1. Hasil pemikiran ini dapat dijadikan sumbangan pemikiran, masukan,
referensi sebagai bahan pertimbangan dalam pengambilan kebijakan
oleh perusahaan, pemerintah dan instansi terkait, dalam rangka
mengembangkan program CSR maupun program-program
pemberdayaan masyarakat lainnya.
2. Memberikan informasi mengenai situasi serta kondisi masyarakat
sasaran program CSR PT Badak NGL, yang diharapkan dapat menjadi
acuan peningkatan efektivitas maupun efisiensi program CSR di masa
mendatang.
3. Penelitian diharapkan bermanfaat bagi masyarakat, khususnya bagi
masyarakat sasaran program CSR.
E. Tinjauan Pustaka
Karena banyaknya definisi dan teori mengenai hal tersebut, maka untuk
mempermudah pemahaman mengenai modal sosial dan keberlanjutan program
CSR dalam konteks penelitian ini, peneliti menggunakan beberapa aspek yang
mengkerangkai pemikiran penelitian ini, yaitu :
11
1. Keberlanjutan Program CSR
Keberlanjutan suatu program tidak terlepas dari paradigma yang
digunakan ketika perencanaan program tersebut. Sebagai contoh, ketika
masa orde baru, ada sebuah paradigma pembangunan yang gencar
diekspresikan dalam setiap upaya pembangunan masyarakat maupun
ekonomi. Paradigma tersebut adalah paradigma pertumbuhan. Paradigma
ini dipelopori oleh Rostow (1960), yang mengedepankan politik
pembangunan dengan pendekatan pertahapan pembangunan.
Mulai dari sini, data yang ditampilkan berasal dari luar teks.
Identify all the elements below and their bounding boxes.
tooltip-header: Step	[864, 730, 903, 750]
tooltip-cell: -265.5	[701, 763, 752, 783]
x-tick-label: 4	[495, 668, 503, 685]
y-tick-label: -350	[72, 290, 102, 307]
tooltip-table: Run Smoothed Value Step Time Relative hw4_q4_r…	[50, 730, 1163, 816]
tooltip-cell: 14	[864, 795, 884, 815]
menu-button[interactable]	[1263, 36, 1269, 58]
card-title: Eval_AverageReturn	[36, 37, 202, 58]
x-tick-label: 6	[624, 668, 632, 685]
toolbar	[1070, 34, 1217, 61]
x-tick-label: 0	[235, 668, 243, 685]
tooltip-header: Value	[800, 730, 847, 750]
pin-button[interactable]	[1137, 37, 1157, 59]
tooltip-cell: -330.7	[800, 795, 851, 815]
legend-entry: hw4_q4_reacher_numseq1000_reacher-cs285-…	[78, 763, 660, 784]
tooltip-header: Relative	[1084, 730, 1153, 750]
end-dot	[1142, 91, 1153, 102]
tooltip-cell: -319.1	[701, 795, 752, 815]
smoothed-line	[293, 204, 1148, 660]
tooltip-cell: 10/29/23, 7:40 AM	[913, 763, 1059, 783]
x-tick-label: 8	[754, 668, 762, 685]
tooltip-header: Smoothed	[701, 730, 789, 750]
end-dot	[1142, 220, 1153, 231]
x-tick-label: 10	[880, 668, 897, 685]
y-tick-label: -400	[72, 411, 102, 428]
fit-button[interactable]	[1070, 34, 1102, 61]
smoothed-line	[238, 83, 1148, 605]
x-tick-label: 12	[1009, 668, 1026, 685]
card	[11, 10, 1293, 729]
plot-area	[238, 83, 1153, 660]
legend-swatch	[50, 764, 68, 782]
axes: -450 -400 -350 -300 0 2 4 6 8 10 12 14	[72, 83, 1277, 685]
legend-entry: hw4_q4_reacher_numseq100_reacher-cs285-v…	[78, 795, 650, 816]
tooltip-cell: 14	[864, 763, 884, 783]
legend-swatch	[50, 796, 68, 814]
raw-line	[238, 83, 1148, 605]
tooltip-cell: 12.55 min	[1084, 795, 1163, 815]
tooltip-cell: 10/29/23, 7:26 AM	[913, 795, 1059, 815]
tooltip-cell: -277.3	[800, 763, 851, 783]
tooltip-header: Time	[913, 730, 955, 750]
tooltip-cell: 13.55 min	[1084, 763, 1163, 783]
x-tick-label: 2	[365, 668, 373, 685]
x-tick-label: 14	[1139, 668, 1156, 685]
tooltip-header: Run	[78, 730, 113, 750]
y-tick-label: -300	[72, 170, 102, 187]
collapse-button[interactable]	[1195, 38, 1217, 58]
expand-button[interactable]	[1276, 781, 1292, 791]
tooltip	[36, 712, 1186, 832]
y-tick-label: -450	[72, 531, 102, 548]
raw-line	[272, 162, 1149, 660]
Ide dasar
yang ditawarkan oleh Rostow adalah pembangunan perlu dibuat dengan
pentahapan sehingga terdapat keberlanjutan yang lebih terprogram
(dalam Ambar Teguh, 2004:43). Konsep paradigma pertumbuhan
(growth paradigm), merupakan aras pemikiran yang memperjuangkan
terjadinya peningkatan pendapatan masyarakat sehingga pendapatan
negara turut meningkat. Tak lama setelah itu, konsep pembangunan
berkelanjutan diperkenalkan pada akhir tahun 1970-an dan populer sejak
pertengahan dekade 1980-an. Secara teoritis konsep ini muncul sebagai
kritik terhadap paradigma ekonomi maupun non ekonomi yang hanya
memiliki satu tolok ukur, yaitu paradigma pertumbuhan yang biasanya
menggunakan “Gross National Product“ (GNP) sebagai parameter.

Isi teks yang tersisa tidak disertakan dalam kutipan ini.